The director of marketing believes the company’s future success depends on maximizing the number of annual memberships. Therefore, your team wants to understand how casual riders and annual members use Cyclistic bikes differently. From these insights, your team will design a new marketing strategy to convert casual riders into annual members. But first, Cyclistic executives must approve your recommendations, so they must be backed up with compelling data insights and professional data visualizations.
In 2016, Cyclistic launched a successful bike-share offering. Since then, the program has grown to a fleet of 5,824 bicycles that are geotracked and locked into a network of 692 stations across Chicago. The bikes can be unlocked from one station and returned to any other station in the system anytime. Until now, Cyclistic’s marketing strategy relied on building general awareness and appealing to broad consumer segments. One approach that helped make these things possible was the flexibility of its pricing plans: single-ride passes, full-day passes, and annual memberships. Customers who purchase single-ride or full-day passes are referred to as casual riders. Customers who purchase annual memberships are Cyclistic members.
Cyclistic’s finance analysts have concluded that annual members are much more profitable than casual riders. Although the pricing flexibility helps Cyclistic attract more customers, Moreno believes that maximizing the number of annual members will be key to future growth. Rather than creating a marketing campaign that targets all-new customers, Moreno believes there is a very good chance to convert casual riders into members. She notes that casual riders are already aware of the Cyclistic program and have chosen Cyclistic for their mobility needs.
Moreno has set a clear goal: Design marketing strategies aimed at converting casual riders into annual members. In order to do that, however, the marketing analyst team needs to better understand how annual members and casual riders differ, why casual riders would buy a membership, and how digital media could affect their marketing tactics. Moreno and her team are interested in analyzing the Cyclistic historical bike trip data to identify trends.
Stakeholders:
Cyclistic: A bike-share program that features more than 5,800 bicycles and 600 docking stations. Cyclistic sets itself apart by also offering reclining bikes, hand tricycles, and cargo bikes, making bike-share more inclusive to people with disabilities and riders who can’t use a standard two-wheeled bike. The majority of riders opt for traditional bikes; about 8% of riders use the assistive options. Cyclistic users are more likely to ride for leisure, but about 30% use them to commute to work each day.
Lily Moreno: The director of marketing and your manager. Moreno is responsible for the development of campaigns and initiatives to promote the bike-share program. These may include email, social media, and other channels.
Cyclistic marketing analytics team: A team of data analysts who are responsible for collecting, analyzing, and reporting data that helps guide Cyclistic marketing strategy.
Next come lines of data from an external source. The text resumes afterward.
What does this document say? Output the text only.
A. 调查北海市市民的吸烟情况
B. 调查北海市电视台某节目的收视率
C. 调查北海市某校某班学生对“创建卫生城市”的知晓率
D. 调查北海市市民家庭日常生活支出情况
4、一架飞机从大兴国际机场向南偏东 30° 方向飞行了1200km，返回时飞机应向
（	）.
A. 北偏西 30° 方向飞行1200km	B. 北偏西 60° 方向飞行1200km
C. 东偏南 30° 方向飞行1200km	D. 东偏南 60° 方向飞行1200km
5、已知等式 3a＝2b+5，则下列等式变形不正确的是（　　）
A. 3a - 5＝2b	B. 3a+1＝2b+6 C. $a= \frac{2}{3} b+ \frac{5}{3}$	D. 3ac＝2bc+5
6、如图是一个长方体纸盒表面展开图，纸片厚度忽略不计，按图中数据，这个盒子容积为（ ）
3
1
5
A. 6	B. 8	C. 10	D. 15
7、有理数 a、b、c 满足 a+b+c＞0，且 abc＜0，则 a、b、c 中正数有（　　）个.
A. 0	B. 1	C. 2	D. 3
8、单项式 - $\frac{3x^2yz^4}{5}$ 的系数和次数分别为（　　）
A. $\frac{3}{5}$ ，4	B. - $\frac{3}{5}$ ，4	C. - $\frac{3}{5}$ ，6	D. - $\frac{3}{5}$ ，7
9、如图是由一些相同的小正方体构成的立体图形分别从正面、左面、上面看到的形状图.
You joined this team six months ago and have been busy learning about Cyclistic’s mission and business goals — as well as how you, as a junior data analyst, can help Cyclistic achieve them.
Cyclistic executive team: The notoriously detail-oriented executive team will decide whether to approve the recommended marketing program.
Three questions will guide the future marketing program:
Moreno has assigned you the first question to answer: How do annual members and casual riders use Cyclistic bikes differently?
You will produce a report with the following deliverables:
#SET WORKING DIRECTORY ---------------------------------------------------------
setwd("/Users/jenmason/Documents")
options(repos = list(CRAN="http://cran.rstudio.com/"))
#IMPORT DATA -------------------------------------------------------------------
table2021_11 <- read.csv("202111-divvy-tripdata.csv")
table2021_12 <- read.csv("202112-divvy-tripdata.csv")
table2022_01 <- read.csv("202201-divvy-tripdata.csv")
table2022_02 <- read.csv("202202-divvy-tripdata.csv")
table2022_03 <- read.csv("202203-divvy-tripdata.csv")
table2022_04 <- read.csv("202204-divvy-tripdata.csv")
table2022_05 <- read.csv("202205-divvy-tripdata.csv")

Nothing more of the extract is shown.